Under the terms of the agreement, Blueprint Medicines will grant Roche an exclusive worldwide license excluding Greater China and the U.S., and a co-exclusive license in the U.S. to develop and commercialize pralsetinib. Roche will also have the right to opt in to a next-generation RET compound co-developed under the collaboration. Blueprint Medicines will receive $775 million in upfront payments, including a cash payment of $675 million and an equity investment by Roche of $100 million in Blueprint Medicines’ common stock at a purchase price of $96.57 per share. Blueprint Medicines will be eligible to receive up to an additional $927 million in contingent payments. CStone Pharmaceuticals will retain all rights to the development and commercialization of pralsetinib in Greater China under its existing collaboration with Blueprint Medicines
A regulatory submission is currently under review by the U.S FDA for the use of pralsetinib in RET-altered non-small cell lung cancer and medullary thyroid cancer. An FDA decision in non-small lung cancer is expected November 23. The FDA has granted breakthrough therapy designation to pralsetinib for the treatment of RET fusion-positive NSCLC that has progressed following platinum-based chemotherapy and for RET mutation positive MTC that requires systemic treatment and for which there are no acceptable alternative treatments. In addition, a marketing authorization application has been to the European Medicines Agency for the treatment of RET fusion-positive NSCLC.

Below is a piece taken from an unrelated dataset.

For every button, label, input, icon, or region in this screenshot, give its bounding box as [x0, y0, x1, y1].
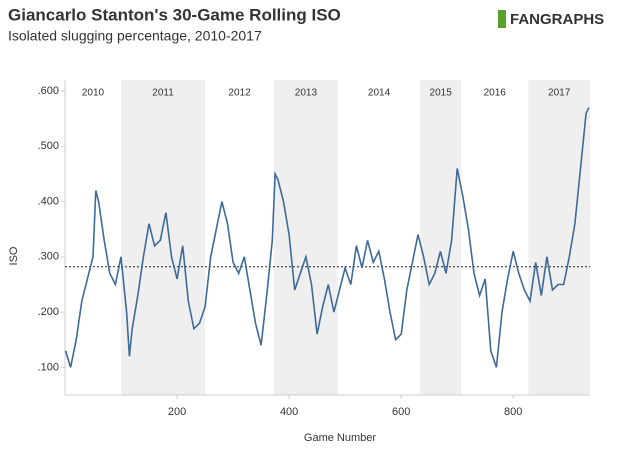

“We are very excited to enter into this collaboration with Blueprint Medicines, a partner we have already been working with for four years, with the goal of bringing a potentially transformative treatment option to patients with rare RET-driven cancers as quickly as possible,” James Sabry, head of Roche Pharma Partnering said in a statement. “In bringing pralsetinib to patients, we will leverage our global reach and expertise in oncology, as well as our capabilities in diagnostics and the use of real-world data toward our aim of providing personalized treatments for patients.”